When two muckety mucks abandon the computer game industry's hottest company, could it mean game over for an important games distributor?
id software--creator of "Wolfstein 3D," "Doom," the best selling computer game of all time, and this season's "Quake," perhaps the most anticipated game ever--is hemorrhaging upper management. On Thursday, November 7, id Chief Executive Officer and self-described "biz guy" Jay Wilbur took "early retirement" at age 35. Twelve weeks earlier, id co-founder and lead designer, John Romero, known as "the ego of id," left to start his own company.
id is privately held, but that doesn't mean investors should turn the page. One popular video game firm,
GT Interactive Software (GTIS:Nasdaq)
, which has bankrolled Quake in return for publishing rights, has a lot riding on id's success.

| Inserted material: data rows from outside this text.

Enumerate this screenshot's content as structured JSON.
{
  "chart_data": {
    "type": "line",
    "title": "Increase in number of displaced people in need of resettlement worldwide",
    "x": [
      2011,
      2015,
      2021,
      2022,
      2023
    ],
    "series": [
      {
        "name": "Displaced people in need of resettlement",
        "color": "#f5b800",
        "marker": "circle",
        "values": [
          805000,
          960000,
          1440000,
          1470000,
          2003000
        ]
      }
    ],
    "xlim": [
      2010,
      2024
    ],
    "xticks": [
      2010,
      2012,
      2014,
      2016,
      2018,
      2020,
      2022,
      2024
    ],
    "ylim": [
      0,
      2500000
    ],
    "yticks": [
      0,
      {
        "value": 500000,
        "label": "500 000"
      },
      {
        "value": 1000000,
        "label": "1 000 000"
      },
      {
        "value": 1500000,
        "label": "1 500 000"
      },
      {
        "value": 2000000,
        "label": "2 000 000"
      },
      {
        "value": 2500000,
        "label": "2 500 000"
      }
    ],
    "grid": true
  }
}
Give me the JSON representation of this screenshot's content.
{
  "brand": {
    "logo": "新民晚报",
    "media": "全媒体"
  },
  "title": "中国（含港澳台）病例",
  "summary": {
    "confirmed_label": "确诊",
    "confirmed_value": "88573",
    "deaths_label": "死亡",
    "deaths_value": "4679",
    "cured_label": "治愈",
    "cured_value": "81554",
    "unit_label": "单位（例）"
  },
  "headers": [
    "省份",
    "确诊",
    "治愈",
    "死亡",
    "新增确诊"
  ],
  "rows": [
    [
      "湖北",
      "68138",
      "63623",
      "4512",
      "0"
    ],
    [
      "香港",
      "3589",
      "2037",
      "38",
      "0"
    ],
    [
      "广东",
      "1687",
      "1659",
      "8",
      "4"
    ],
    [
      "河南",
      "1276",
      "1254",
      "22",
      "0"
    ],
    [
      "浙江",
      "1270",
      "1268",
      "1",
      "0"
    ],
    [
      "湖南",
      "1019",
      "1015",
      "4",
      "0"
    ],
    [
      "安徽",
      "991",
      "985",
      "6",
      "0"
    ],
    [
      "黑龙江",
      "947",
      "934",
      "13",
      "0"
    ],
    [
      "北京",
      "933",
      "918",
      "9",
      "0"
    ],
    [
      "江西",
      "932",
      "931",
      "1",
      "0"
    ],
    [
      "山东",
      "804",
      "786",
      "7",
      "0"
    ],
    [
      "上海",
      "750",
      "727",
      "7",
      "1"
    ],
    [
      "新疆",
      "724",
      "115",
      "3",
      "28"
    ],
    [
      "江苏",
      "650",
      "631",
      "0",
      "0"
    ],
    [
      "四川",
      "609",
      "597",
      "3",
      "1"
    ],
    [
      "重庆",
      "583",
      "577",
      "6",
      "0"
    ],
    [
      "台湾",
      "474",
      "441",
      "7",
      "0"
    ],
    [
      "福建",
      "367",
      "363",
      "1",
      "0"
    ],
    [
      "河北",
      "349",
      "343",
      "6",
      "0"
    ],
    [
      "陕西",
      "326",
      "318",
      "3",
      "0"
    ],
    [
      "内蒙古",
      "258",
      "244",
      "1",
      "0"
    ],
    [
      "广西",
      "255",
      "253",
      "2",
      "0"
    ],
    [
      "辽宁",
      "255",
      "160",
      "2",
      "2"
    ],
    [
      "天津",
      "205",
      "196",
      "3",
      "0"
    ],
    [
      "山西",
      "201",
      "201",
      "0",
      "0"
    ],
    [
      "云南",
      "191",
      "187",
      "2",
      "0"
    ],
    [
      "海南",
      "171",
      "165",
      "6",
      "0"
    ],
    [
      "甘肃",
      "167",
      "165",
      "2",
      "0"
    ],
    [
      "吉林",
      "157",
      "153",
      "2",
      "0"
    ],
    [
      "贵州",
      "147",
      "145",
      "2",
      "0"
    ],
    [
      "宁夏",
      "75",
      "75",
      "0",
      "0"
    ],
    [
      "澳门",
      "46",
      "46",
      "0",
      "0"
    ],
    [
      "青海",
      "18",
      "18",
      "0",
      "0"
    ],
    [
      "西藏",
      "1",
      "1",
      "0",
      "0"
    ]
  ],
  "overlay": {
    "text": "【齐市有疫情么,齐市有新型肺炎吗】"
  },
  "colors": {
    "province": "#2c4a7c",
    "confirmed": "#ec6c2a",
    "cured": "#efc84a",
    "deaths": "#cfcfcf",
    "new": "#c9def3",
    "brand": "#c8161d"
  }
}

"If this shakeup were to affect Quake sales, that would be a bad thing for GTI," says Leonard Bracken, an analyst with Oppenheimer. "Quake will be an important segment for the company, especially in their fourth quarter, probably to a tune of $10 million in revenue."
GTI has an unusually large bet on Quake. GTI's main business is buying software titles from small developers like id, then pumping those titles into its distribution pipeline. A successful Quake could further bolster its position as the dominant distributor of computer games. Already, GTI is the primary distributor of game titles to 2,000 Wal-Mart stores and nearly 700 Target stores.
But the aggressive effort to build a distribution powerhouse has been expensive.
"They blew through $50 million in cash last quarter," says Bracken. "You might call that financing for growth. But in GTI's case, they've done a fantastic job simply by outbidding their competitors on product. The advance royalties GTI was paying were just
Bracken says GTI's deal to pay id an outrageous 30% of their Quake take is par for the course. GTI needs lots of cash to make such deals. When the company revealed a relatively cash-poor position in its third quarter earnings release November 5, investors jumped ship and the stock plunged 24%, from $18 to the $13 range. In the face of such figures, GTI was forced to abort its plans for a secondary offering that would have raised badly needed cash.
GTI did not return calls for comment.
"Those cash numbers made investors suspicious about what was going on and how the company was financing their growth," says Bracken. "It also seemed that they were stuffing their distribution channels with unsold product."
If that weren't enough, chairman of the board Joseph J. Cayre unloaded 200,000 shares of the company in the last two weeks of August, netting a cool $3.7 million. The end game with GTI, beyond the vicissitudes at id, may well be more doom and gloom.
"They need to acquire new properties," says Bracken. "If you can't bring on other developers and one is going south, well, if it isn't game over, at least it's a tilt."